Another successful strategic partnership was with Toyota (RAV 4 EV program- July 2011) and is planned to end in FY2014. According to the agreement, TSLA supplies validated electric powertrain systems. I am assuming that we are all familiar with this long lived agreement (and its details), so let us focus on the results. In HY2013 and HY2014, TSLA generated revenues of $27.7mn and $31.3mn in automotive sales revenue, respectively. Once again we see a successful partnership that generates solid revenue for TSLA. I cannot further stress (than I already did) the importance of these partnerships and their great potential for future supplying agreements.

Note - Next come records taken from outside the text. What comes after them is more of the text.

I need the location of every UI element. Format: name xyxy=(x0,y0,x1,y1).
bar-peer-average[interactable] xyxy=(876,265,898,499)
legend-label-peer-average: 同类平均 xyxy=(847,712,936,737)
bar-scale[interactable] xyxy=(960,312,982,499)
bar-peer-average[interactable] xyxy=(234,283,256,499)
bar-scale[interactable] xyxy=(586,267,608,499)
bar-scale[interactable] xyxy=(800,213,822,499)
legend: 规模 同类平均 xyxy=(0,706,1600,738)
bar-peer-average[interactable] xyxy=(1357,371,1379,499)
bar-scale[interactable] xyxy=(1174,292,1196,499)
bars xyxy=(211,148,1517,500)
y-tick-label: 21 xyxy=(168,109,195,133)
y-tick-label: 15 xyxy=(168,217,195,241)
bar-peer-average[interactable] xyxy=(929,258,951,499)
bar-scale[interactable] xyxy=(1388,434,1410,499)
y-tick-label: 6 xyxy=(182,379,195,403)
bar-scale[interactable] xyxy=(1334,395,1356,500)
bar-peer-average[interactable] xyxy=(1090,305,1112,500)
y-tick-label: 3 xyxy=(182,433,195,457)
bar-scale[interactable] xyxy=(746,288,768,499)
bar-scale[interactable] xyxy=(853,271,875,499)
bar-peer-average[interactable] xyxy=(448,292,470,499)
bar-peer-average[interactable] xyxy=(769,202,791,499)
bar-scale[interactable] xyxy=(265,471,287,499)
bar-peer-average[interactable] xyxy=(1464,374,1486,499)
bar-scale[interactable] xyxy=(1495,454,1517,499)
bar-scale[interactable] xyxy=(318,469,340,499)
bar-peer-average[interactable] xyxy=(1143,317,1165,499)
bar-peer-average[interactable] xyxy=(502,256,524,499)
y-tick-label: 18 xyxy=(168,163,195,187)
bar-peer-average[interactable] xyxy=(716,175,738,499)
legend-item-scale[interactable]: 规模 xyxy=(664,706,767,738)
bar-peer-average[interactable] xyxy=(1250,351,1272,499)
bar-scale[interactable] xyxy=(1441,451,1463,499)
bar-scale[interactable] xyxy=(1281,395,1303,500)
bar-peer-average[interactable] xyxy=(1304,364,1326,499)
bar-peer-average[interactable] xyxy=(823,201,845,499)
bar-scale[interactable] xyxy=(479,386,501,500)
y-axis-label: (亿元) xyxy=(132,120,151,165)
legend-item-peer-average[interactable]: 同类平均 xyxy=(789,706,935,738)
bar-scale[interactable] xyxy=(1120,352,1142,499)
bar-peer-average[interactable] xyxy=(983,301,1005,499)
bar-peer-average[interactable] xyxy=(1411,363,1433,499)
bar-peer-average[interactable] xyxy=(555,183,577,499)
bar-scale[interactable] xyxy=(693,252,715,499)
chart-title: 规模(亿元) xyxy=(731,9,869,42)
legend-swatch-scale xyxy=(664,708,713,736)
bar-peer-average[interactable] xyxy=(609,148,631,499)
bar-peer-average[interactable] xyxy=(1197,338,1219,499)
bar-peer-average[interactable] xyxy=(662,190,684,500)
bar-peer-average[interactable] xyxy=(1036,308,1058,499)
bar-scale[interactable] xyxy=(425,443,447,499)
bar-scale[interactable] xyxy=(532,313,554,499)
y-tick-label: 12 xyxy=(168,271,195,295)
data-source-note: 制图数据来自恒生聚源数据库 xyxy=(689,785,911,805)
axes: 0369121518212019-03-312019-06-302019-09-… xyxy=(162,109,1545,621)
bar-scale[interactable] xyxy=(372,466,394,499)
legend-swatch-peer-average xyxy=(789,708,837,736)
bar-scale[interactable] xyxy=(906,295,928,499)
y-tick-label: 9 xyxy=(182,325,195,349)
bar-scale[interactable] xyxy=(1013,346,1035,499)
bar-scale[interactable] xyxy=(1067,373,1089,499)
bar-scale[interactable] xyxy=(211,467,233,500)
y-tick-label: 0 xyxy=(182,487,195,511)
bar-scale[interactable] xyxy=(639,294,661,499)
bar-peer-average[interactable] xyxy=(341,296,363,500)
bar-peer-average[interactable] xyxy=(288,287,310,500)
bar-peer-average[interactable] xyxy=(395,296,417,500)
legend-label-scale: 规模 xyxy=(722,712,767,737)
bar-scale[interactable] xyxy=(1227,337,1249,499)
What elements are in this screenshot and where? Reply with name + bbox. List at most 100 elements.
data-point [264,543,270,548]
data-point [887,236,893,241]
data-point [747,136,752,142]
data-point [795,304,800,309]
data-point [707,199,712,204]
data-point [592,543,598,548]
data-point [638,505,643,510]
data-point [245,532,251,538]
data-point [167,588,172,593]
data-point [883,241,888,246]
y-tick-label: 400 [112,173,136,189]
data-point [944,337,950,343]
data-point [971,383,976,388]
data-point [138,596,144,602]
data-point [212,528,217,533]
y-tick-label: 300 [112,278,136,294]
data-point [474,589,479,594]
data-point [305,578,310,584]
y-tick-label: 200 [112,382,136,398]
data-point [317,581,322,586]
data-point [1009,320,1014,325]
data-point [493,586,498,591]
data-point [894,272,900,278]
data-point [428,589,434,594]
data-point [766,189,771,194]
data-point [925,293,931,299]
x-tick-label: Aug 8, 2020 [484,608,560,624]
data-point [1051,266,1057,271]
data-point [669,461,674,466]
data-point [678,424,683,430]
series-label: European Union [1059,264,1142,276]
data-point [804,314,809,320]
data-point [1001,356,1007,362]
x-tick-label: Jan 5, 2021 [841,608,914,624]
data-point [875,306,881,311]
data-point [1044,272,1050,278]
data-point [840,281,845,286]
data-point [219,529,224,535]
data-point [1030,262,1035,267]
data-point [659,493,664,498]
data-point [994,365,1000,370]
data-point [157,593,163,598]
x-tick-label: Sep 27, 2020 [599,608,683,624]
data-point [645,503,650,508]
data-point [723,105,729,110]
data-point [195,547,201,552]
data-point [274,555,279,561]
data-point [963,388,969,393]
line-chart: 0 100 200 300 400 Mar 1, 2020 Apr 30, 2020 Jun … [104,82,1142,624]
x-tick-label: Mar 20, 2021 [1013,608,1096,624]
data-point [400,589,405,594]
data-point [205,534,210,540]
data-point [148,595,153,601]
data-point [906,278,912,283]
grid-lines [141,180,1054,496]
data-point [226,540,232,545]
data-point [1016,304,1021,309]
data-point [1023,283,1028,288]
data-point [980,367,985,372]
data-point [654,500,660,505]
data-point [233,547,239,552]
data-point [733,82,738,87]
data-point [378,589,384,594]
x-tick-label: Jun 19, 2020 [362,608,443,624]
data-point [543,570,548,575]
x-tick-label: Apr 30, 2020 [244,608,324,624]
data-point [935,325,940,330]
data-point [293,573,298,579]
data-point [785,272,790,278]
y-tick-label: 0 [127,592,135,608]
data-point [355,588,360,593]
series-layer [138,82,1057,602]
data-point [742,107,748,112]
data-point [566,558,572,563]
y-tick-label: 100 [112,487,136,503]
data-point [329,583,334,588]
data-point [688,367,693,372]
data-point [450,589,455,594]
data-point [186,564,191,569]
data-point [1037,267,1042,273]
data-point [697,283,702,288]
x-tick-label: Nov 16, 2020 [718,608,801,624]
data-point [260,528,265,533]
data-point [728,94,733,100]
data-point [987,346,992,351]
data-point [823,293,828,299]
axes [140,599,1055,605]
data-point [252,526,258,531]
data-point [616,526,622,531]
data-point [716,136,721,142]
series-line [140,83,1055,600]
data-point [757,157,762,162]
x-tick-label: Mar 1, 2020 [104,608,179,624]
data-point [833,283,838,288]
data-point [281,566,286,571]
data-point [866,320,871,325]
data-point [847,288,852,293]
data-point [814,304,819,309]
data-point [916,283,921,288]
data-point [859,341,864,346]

All in, I believe that although TSLA is a company that many people love to hate, in order to better understand the company we have to step out of the box and try to think about where does the Palo Alto car manufacturer is heading to in the next 5-8 years. We are witnessing a significant surge in global net orders of the Model S, which is mainly driven by stronger footprint and increasing consumer awareness. Tesla in constantly improving its Supercharger network in order to decrease concerns of drivers regarding the time that it takes to charge the battery, and the distance that a Tesla can go for. Furthermore, bullish analysts like me expect a hockey stick increase of sales in China. And if this is not enough, the numbers can talk for themselves, the company improved its gross margin for the three months ended 30 June, 2014, to 27.7%, which shows a solid improvement from the 24.8% level same period last year. When you factor in all these components, and include the possible increase of sales due to the launch of the Model X (in 2015), you come to realize that TSLA has more upside than people think. An increase in gross margin is, and will be, mainly driven by higher vehicle production volumes, manufacturing and supply chain efficiencies, and components cost reductions. All that TSLA needs to do is to maintain its performance and live up to its promises.
Disclosure: The author has no positions in any stocks mentioned, and no plans to initiate any positions within the next 72 hours.
The author wrote this article themselves, and it expresses their own opinions. The author is not receiving compensation for it (other than from Seeking Alpha). The author has no business relationship with any company whose stock is mentioned in this article.